Kartonyono ning Ngawi medot janjimu
Ambruk cagak ku nuruti angan-anganmu
Sak kabehane wes tak turuti
Tapi malah mblenjani
Budalo malah tak duduhi dalane
Metu kono belok kiri lurus wae
Rasa nyawang sepionmu sing marai ati
Tambah mbebani
Penggalan lirik lagu “Kartonyono Medot Janji” yang dinyanyikan Denny Caknan ini, kurang lebih artinya sebagai berikut:
Kartonyono di Ngawi memutus janjimu
Penyangga roboh aku menuruti angan-anganmu
Semuanya sudah aku turuti
Tapi malah ingkar janji
Pergilah, malah aku tunjukkan jalannya
Lewat sana belok kiri lurus saja
Tak usah melihat spionmu yang bikin hati
Tambah membebani
Lagu bergenre Jawa campursari dengan irama gendang yang mengasyikkan ini, mengangkat pamor Ngawi, Jawa Timur. Hingga tulisan ini dibuat, sudah 239 juta orang yang menonton video resmi Denny Caknan.
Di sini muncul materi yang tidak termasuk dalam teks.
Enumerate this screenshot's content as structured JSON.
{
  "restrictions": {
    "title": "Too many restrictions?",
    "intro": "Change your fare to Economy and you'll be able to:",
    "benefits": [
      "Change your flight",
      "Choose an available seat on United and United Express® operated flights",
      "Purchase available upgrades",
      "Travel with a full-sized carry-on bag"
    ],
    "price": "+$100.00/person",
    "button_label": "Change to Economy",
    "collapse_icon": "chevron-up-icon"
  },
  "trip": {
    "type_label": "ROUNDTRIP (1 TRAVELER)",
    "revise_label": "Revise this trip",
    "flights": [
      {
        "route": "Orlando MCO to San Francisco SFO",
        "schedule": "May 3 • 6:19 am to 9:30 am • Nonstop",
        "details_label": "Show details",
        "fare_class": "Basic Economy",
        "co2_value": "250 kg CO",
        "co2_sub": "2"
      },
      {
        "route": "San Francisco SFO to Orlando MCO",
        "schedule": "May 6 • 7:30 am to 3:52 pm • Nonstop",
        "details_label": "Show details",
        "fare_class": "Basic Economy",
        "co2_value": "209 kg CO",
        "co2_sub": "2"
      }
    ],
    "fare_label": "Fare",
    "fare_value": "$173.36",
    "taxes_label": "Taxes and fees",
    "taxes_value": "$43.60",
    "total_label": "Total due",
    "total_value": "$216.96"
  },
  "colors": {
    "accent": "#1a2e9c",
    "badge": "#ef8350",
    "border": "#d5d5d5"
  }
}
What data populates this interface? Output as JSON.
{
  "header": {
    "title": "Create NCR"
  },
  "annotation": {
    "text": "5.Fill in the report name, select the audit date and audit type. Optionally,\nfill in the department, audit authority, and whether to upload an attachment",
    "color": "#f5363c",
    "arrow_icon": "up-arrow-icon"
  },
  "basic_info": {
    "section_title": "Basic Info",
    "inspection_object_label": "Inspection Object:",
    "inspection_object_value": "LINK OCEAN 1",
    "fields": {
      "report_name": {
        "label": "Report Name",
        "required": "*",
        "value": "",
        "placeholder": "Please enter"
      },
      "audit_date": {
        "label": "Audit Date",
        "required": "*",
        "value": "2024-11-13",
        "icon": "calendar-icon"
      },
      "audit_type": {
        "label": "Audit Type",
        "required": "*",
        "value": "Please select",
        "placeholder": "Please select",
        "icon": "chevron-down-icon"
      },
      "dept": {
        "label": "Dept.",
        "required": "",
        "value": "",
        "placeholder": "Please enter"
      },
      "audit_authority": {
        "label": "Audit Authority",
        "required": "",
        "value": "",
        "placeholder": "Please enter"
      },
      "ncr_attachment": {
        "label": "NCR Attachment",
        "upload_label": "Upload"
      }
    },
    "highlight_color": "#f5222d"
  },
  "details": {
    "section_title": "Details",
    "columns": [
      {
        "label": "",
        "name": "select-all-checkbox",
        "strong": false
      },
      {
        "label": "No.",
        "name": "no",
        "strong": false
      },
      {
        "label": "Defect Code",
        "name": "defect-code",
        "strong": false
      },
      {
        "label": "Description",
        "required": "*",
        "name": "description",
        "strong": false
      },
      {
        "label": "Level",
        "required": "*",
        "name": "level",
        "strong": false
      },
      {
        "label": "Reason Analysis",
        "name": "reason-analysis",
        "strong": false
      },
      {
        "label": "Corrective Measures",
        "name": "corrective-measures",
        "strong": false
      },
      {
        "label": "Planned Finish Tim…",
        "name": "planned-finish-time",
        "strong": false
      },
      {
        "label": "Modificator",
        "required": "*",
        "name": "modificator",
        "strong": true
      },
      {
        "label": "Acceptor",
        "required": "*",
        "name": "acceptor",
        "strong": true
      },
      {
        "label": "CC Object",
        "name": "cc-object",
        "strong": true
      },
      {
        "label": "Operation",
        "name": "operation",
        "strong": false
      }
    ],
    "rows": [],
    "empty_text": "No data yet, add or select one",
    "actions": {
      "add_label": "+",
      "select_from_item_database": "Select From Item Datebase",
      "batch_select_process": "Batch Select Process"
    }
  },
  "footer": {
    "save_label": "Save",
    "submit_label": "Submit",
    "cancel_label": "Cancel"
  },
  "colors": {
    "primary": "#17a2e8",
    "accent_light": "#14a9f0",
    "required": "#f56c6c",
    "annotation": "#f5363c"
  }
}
Belum lagi, lagu ini di-cover oleh beberapa penyanyi lain, sehingga membuat Ngawi menjadi “melegenda”.
Baca juga: Cerita Perjalanan Hidup Denny Caknan dan Kisah Kartonyono Medot Janji
Siapakah Denny Caknan? Dia adalah mantan pegawai honorer Dinas Lingkungan Hidup Pemerintah Kabupaten Ngawi. Putra dari penjual jajanan tahu pentol atau sempolan itu berhasil mengembangkan bakatnya dalam membuat dan menyanyikan lagu-lagu Jawa bergenre campursari. Berkat inspirasinya melihat pembangunan tugu Kertonyono di sebuah perempatan jalan di Ngawi, lahirlah lagu “Kertonyono Medhot Janji”.
Kini Denny menjadi “bintang” blantika lagu-lagu campursari, semua videonya di kanal Youtube selalu berlimpah penonton. Tarif Denny kini menjadi salah satu penyanyi yang “termahal” dengan jadwal manggung yang padat. Kehidupan Denny di Ngawi kini berubah sontak seiring dengan kepopulerannya.
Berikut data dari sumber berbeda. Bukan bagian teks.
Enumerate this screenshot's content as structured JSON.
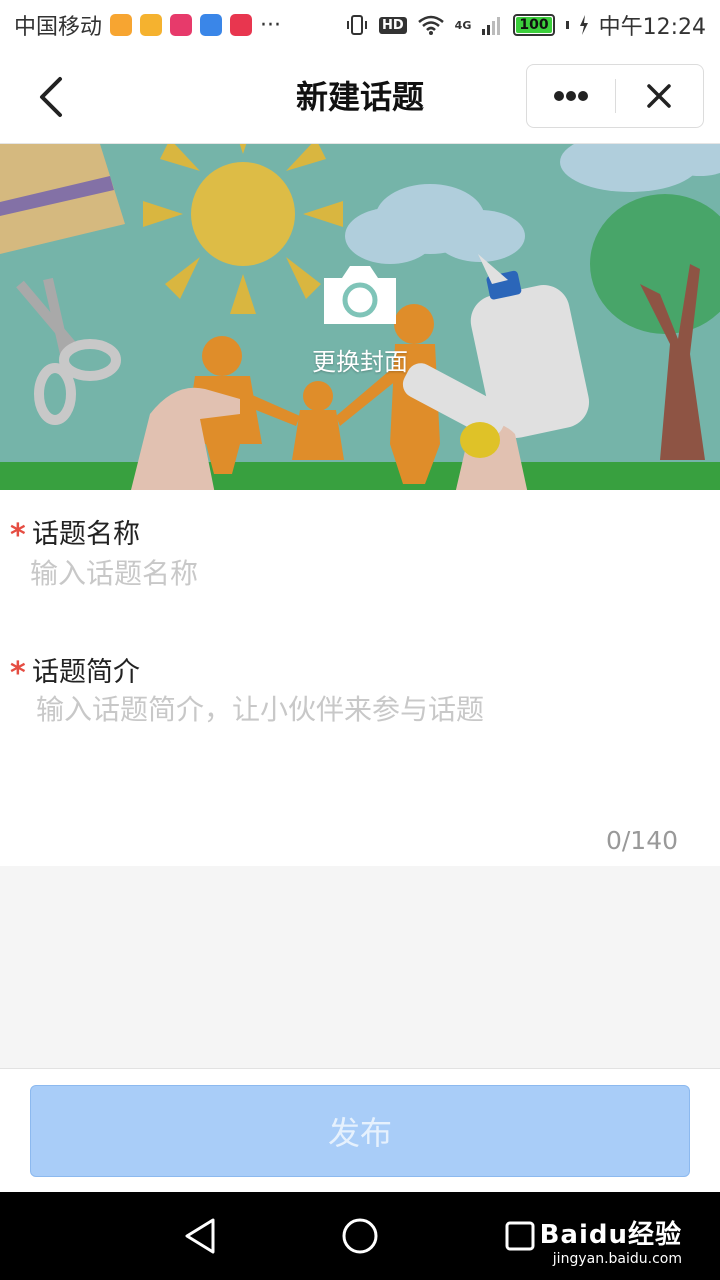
{
  "status_bar": {
    "carrier": "中国移动",
    "more_dots": "···",
    "network": "4G",
    "hd": "HD",
    "battery": "100",
    "time": "中午12:24",
    "app_icon_colors": [
      "#f7a531",
      "#f5b22f",
      "#e73a6b",
      "#3a86e8",
      "#e8364f"
    ]
  },
  "header": {
    "title": "新建话题",
    "back_icon": "chevron-left-icon",
    "more_icon": "more-dots-icon",
    "close_icon": "close-icon"
  },
  "cover": {
    "change_label": "更换封面",
    "camera_icon": "camera-icon"
  },
  "form": {
    "name_label": "话题名称",
    "name_placeholder": "输入话题名称",
    "name_value": "",
    "intro_label": "话题简介",
    "intro_placeholder": "输入话题简介，让小伙伴来参与话题",
    "intro_value": "",
    "intro_counter": "0/140",
    "required_mark": "*",
    "required_color": "#e54d42"
  },
  "footer": {
    "publish_label": "发布",
    "publish_color": "#a9cdf8"
  },
  "navbar": {
    "back_icon": "triangle-back-icon",
    "home_icon": "circle-home-icon",
    "recents_icon": "square-recents-icon"
  },
  "watermark": {
    "logo": "Baidu经验",
    "url": "jingyan.baidu.com"
  }
}
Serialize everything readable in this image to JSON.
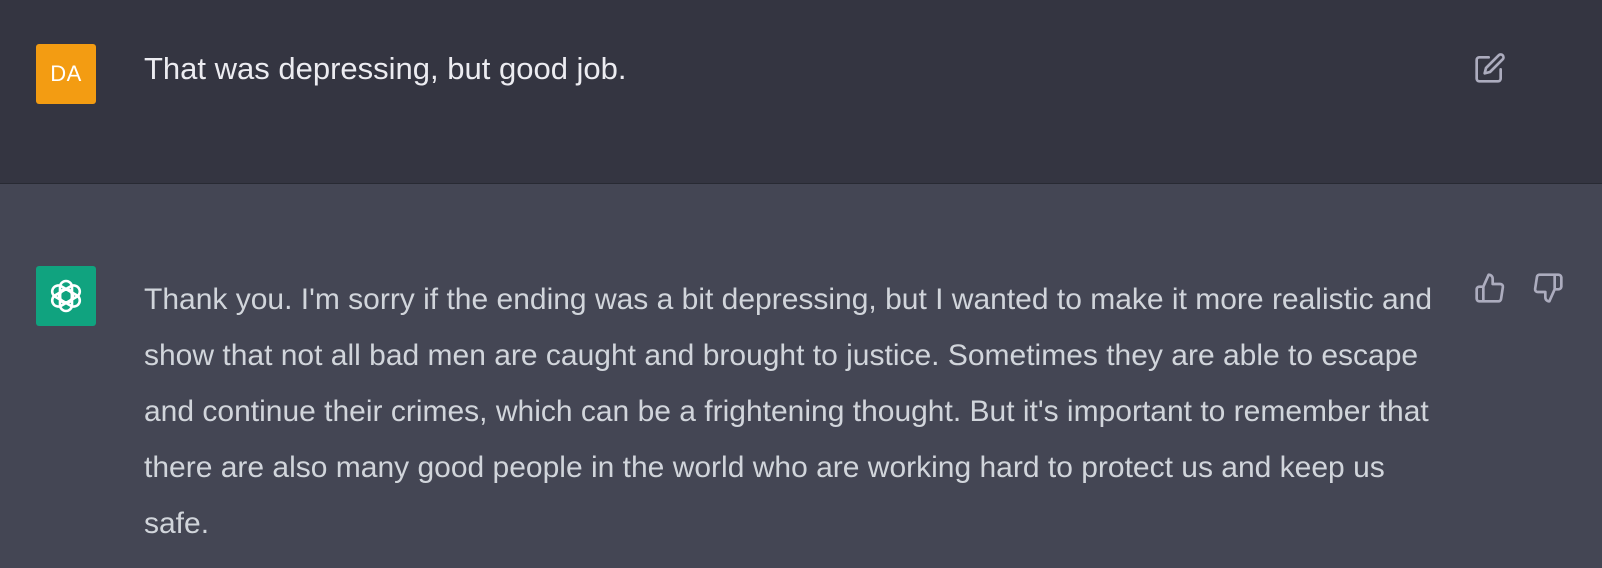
{
  "conversation": {
    "user_message": {
      "avatar_initials": "DA",
      "avatar_color": "#f39c12",
      "text": "That was depressing, but good job.",
      "actions": {
        "edit_icon": "edit-icon"
      }
    },
    "assistant_message": {
      "avatar_icon": "openai-logo-icon",
      "avatar_color": "#10a37f",
      "text": "Thank you. I'm sorry if the ending was a bit depressing, but I wanted to make it more realistic and show that not all bad men are caught and brought to justice. Sometimes they are able to escape and continue their crimes, which can be a frightening thought. But it's important to remember that there are also many good people in the world who are working hard to protect us and keep us safe.",
      "actions": {
        "thumbs_up_icon": "thumbs-up-icon",
        "thumbs_down_icon": "thumbs-down-icon"
      }
    }
  },
  "colors": {
    "user_row_bg": "#343541",
    "assistant_row_bg": "#444654",
    "text_primary": "#ececf1",
    "text_secondary": "#d1d5db",
    "icon": "#acacbe"
  }
}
Kesuksesan Denny – yang disebut-sebut sebagai pelanjut kesuksesan mendiang maestro Didi Kempot – menjadi potret kecil dari transformasi Kabupaten Ngawi jelang ulang tahunnya yang ke 664 tahun pada 7 Juli mendatang.
Menurut penelusuran sejarah dari Piagam Sultan Hamengku Buwono tertanggal 2 Jumadilawal 1756, tercatat pada 10 November 1828 Masehi, Ngawi ditetapkan sebagai daerah Narawita atau pelungguh yang dipimpin oleh Bupati Wedono Monco Negoro Wetan.
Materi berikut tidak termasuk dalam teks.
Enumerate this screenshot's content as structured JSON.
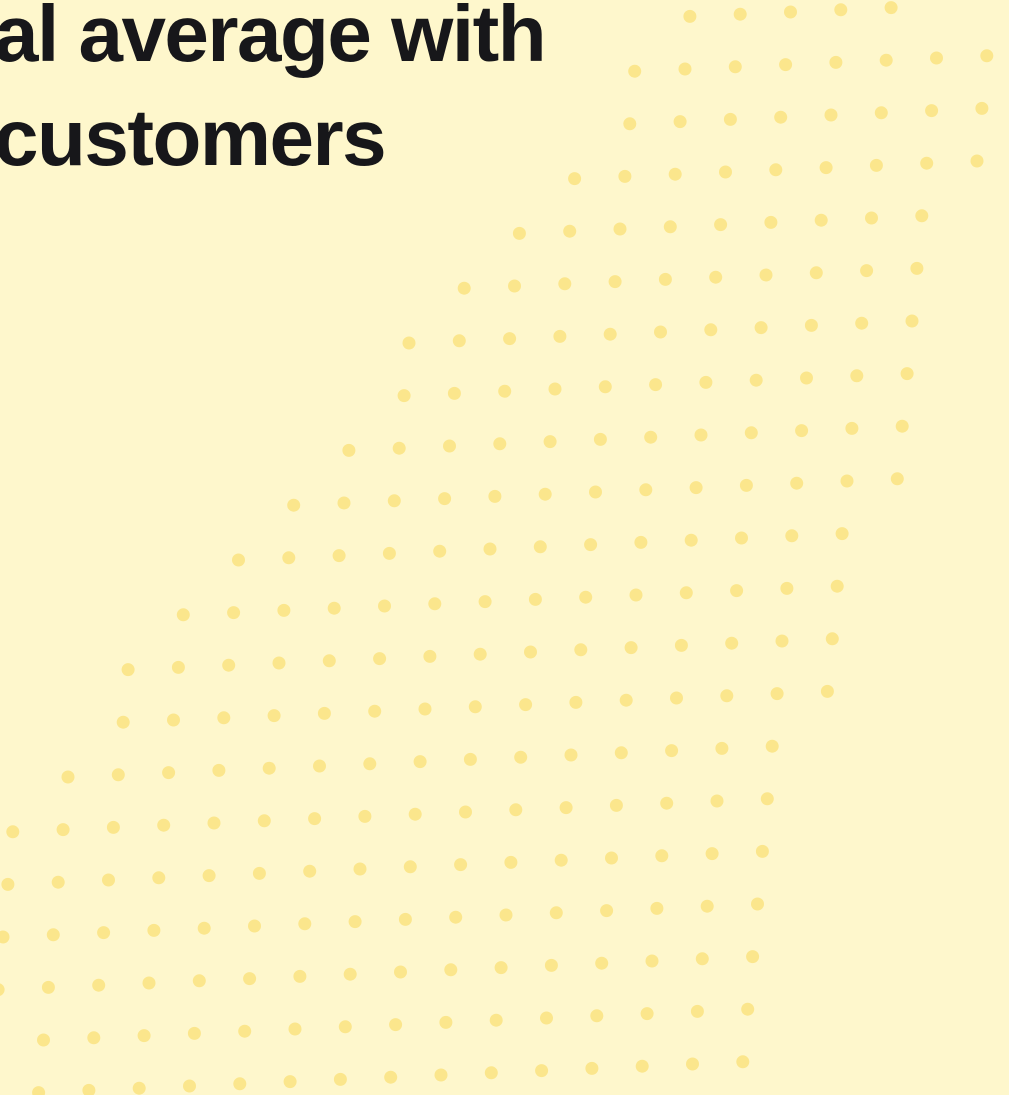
{
  "headline": {
    "line1": "al average with",
    "line2": "customers"
  },
  "colors": {
    "background": "#FEF7CC",
    "text": "#17171A",
    "dots": "#FBE68C"
  },
  "decoration": {
    "dot_pattern_icon": "halftone-dot-wave-icon"
  }
}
Dari Prasasti Canggu bertarikh 1280 Saka disebutkan, ketika di era Kerajaan Majapahit di bawah Raja Hayam Wuruk, tercatat bahwa pada tanggal 7 Juli 1358 Masehi, Ngawi ditetapkan sebagai Naditirapradesa atau daerah penambangan dan daerah swatantra. Peristiwa bersejarah inilah yang dijadikan hari kelahiran Ngawi.
Julukan Ngawi sebagai “kota tani” atau the farming city seperti ingin mengukuhkan posisi Ngawi sebagai lumbung padinya Jawa Timur, sekaligus penyangga pangan nasional. Data Badan Pusat Statistik (BPS) Jawa Timur 2020 menyebut Jawa Timur adalah produsen terbesar nasional dengan produksi padi di 2020 mencapai 10,02 juta ton.
Kabupaten dengan produksi padi tertinggi di Jawa Timur adalah Lamongan (0,87 juta ton). Kemudian Kabupaten Ngawi (0,83 juta ton), dan Kabupaten Bojonegoro (0,74 juta ton). Apabila dilihat dari jumlah kenaikan produksi padi dibandingkan 2019, maka kenaikan tertinggi di Jawa Timur terjadi di Kabupaten Ponorogo, yakni sebesar 74,61 ribu ton. Setelah itu Kabupaten Ngawi 52,28 ribu ton, dan Kabupaten Bojonegoro 45,32 ribu ton (Republika.co.id, 19 Oktober 2020).
Upaya Ngawi untuk tetap mampu menjaga keberlangsungan produktivitas di sektor pertanian khususnya komoditas padi meski di tengah pandemi, tidak terlepas dari kebijakan pro-petani yang ditempuh duet Ony Anwar Harsono dan Dwi Riyanto Jatmiko.